Qu'il s'agisse d'une idée, d'une pensée ou d'une phrase, le bavardage culinaire est à la fois satisfaisant et inspirant.

Il y a des années, quelqu'un m'a transmis sa recette de pâte de deux manières. D'abord de vive voix, longue et détaillée comme elle la pratiquait, puis notée sur un carré de papier : fouetter 200 g de farine, 300 ml d'eau, deux cuillères à soupe d'huile d'olive et du sel jusqu'à consistance lisse, laisser reposer, puis incorporer deux blancs d'œufs battus. La recette m'était familière, presque identique à celle que j'utilisais déjà. Pourtant, la satisfaction de recevoir les recettes des autres n'est jamais altérée par la familiarité. À cette occasion, deux phrases prononcées tout en utilisant un fouet ballon de la taille de son avant-bras pour mélanger farine, eau, huile et sel : « Même mesurés, les ingrédients peuvent être malicieux », et « La consistance doit être entre crème simple et crème double ».

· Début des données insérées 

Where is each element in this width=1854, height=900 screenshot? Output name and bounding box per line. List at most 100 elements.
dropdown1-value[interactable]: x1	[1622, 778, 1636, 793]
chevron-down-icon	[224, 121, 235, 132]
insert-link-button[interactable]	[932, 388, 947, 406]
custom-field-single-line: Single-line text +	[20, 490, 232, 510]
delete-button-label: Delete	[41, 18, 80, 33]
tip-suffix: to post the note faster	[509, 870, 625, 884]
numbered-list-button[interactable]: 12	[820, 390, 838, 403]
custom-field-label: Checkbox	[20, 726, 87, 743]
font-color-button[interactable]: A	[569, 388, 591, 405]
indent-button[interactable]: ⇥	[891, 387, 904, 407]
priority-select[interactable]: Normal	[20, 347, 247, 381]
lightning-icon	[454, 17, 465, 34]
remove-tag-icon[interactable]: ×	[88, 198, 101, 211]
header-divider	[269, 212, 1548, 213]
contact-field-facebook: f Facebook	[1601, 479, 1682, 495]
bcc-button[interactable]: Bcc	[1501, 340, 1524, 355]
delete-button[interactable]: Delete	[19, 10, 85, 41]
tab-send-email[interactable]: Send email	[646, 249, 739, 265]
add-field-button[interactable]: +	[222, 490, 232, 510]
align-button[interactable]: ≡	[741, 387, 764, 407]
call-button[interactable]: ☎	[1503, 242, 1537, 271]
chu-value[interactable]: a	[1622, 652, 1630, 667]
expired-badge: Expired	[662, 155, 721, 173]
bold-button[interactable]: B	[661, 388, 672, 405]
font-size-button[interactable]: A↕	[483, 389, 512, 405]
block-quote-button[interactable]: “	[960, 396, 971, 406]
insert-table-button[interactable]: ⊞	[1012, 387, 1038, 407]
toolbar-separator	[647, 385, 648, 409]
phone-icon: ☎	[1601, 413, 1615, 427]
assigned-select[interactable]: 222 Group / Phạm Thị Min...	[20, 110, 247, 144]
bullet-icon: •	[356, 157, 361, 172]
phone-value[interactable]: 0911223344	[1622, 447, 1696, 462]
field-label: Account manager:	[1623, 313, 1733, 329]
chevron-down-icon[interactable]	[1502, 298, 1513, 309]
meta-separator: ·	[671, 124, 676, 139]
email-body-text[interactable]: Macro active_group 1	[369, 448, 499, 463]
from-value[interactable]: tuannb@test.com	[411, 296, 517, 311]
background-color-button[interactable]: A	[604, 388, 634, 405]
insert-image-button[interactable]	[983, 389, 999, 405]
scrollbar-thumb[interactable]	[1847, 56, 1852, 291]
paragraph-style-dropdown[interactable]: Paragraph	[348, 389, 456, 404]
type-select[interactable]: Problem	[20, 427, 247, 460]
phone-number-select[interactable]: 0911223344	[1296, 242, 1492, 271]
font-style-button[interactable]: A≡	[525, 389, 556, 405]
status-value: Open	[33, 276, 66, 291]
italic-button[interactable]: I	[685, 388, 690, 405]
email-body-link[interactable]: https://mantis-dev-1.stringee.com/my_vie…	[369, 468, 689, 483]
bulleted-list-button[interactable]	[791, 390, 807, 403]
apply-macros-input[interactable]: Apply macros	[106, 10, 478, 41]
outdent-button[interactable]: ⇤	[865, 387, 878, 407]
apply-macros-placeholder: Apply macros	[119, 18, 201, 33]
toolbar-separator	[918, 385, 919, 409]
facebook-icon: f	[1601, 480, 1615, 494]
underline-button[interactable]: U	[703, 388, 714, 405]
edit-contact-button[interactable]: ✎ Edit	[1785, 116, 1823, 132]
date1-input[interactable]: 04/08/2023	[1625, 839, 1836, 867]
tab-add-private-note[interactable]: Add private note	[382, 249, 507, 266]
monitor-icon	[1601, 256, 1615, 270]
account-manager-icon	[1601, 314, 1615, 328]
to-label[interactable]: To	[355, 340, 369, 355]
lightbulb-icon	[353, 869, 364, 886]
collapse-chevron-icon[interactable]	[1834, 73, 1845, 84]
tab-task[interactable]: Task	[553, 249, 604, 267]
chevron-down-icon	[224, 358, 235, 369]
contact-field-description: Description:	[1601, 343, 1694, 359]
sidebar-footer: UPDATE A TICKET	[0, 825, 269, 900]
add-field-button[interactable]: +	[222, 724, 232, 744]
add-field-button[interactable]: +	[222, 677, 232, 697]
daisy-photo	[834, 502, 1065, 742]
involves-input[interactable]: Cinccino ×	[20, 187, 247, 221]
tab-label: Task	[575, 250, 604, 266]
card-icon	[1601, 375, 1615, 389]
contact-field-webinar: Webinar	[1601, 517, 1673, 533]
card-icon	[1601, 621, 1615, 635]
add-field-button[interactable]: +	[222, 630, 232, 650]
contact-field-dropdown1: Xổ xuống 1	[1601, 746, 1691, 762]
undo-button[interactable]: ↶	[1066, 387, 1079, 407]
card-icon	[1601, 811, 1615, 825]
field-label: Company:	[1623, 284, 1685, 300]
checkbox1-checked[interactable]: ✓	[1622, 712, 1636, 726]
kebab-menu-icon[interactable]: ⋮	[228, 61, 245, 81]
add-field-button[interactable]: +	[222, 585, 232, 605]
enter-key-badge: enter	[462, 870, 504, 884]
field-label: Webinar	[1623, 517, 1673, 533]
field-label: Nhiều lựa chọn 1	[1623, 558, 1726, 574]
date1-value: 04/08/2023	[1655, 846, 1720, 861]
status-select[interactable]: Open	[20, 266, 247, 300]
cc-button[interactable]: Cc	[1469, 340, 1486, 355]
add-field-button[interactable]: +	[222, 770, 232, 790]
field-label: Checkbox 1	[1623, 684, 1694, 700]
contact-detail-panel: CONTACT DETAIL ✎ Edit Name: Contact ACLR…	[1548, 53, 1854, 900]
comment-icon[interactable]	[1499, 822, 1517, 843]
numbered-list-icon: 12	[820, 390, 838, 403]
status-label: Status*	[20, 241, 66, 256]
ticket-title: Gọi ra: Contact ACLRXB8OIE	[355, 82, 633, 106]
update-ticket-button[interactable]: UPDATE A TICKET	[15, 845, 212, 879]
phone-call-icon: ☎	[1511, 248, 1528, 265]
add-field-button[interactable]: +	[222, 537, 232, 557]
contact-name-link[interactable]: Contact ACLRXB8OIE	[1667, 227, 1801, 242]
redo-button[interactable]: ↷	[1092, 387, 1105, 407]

Ces mots sont restés gravés en moi, à la fois évidents et percutants, me rappelant de me méfier des ingrédients espiègles et d'examiner ma pâte : l'observer couler de la cuillère en imaginant cette texture idéale entre crème simple et crème double. L'écrivain gastronomique Thom Eagle décrit cela comme la conversation silencieuse entre le cuisinier et le plat. Dans mon cas, c'est souvent une discussion inquiète – un état familier –, mais essentielle à ma cuisine. La plupart du temps, les ingrédients se comportent bien, et le résultat est une pâte qui s'accroche sans coller. On m'a aussi rappelé le conseil primordial en cuisine (et dans la vie) : regarder, vraiment regarder.
Ces phrases évoquent aussi mon professeur d'histoire, M. Eaton, qui se penchait près du tableau noir, de la craie sur sa veste, nous exhortant à noter les phrases marquantes – non seulement pour leurs faits essentiels, mais pour celles qui collent et s'avèrent utiles. Excellent pédagogue à l'humour sec, il regorgeait d'anecdotes excentriques, de détails vivants et de perspectives sombres dont je me souviens encore.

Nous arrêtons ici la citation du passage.